Hypothalami from PAM^+/− and WT mice were extracted and the inactive precursor to amidated TRH, TRH-Gly, was quantified by radioimmunoassay with copper deficiency (A) and supplementation (B). For the copper deficiency experiment, 26 WT mice (11 control;15 deficient) and 37 PAM^+/− mice (17 control; 20 deficient) were used. For the copper supplementation experiment, 20 WT mice (9 control; 11 supplemented) and 14 PAM^+/− mice (7 for each group) were used. A significant accumulation of TRH-Gly was noted in PAM^+/− mice (two-way genotype main effect, p<0.0005; independent t-test p<0.0005) as previously described (Bousquet-Moore et al., 2009). Significantly higher levels of TRH-Gly were seen in copper deficient WT mice compared to WT mice on the control diet (two-way deficiency main effect, p = 0.036; independent t-test, p=0.03). Error bars, SEM.

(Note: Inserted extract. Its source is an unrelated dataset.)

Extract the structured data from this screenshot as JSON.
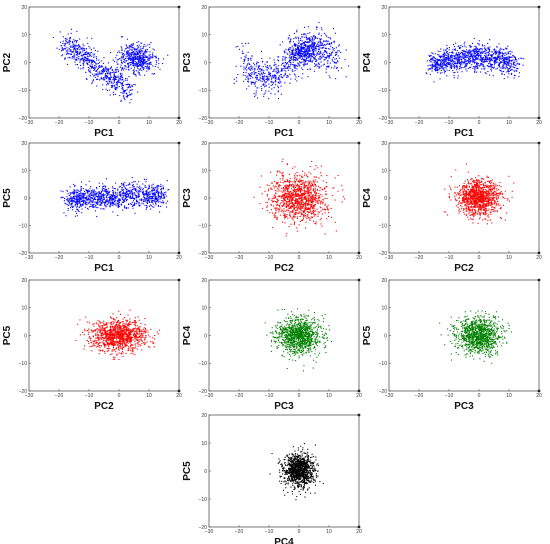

FIG. 6. Copper Deficiency Affects PAM Processing

(A) The major cleavage products of PAM-1 are shown. (B) Serum levels of copper-optimized PAM activity were determined in WT and PAM^+/− mice on the indicated diet. For the copper deficiency experiment, 41 WT mice (19 control; 22 deficient) and 52 PAM^+/− (24 control; 28 deficient) were used. For the copper supplementation experiment, 19 WT mice (8 control;11 supplemented) and 16 PAM^+/− mice (8 per group) were used. An increase in serum activity with copper deficiency was noted in WT mice (independent t-test, p=0.048). Copper supplementation did not alter serum activity. Copper optimized PAM activity was also assessed in atria from PAM^+/− (Total N=14; N per group=7) and WT (Total N=11; N=5,6) mice on the control or copper deficient diet (C). Separate samples were subjected to Western blot analysis using antibody to PHM (9 WT and 10 PAM^+/−mice on either the control or deficient diets). Data for PAM-1 were quantified and normalized to γ-adaptin (D). Atrial PAM activity was lower in PAM^+/− vs. WT mice on both diets (two-way genotype main effect, p<0.0005; independent t-test, p=0.002) and declined with copper deficiency in WT mice (two-way interaction p=0.022; independent t-test p=0.01). Levels of intact PAM-1 protein were lower in PAM^+/− mice than in WT mice on the control diet (two-way genotype main effect, p=0.006; independent t-test, p=0.01) and only slightly decreased with copper deficiency in WT mice (independent t-test, p=0.07). Error bars, SEM.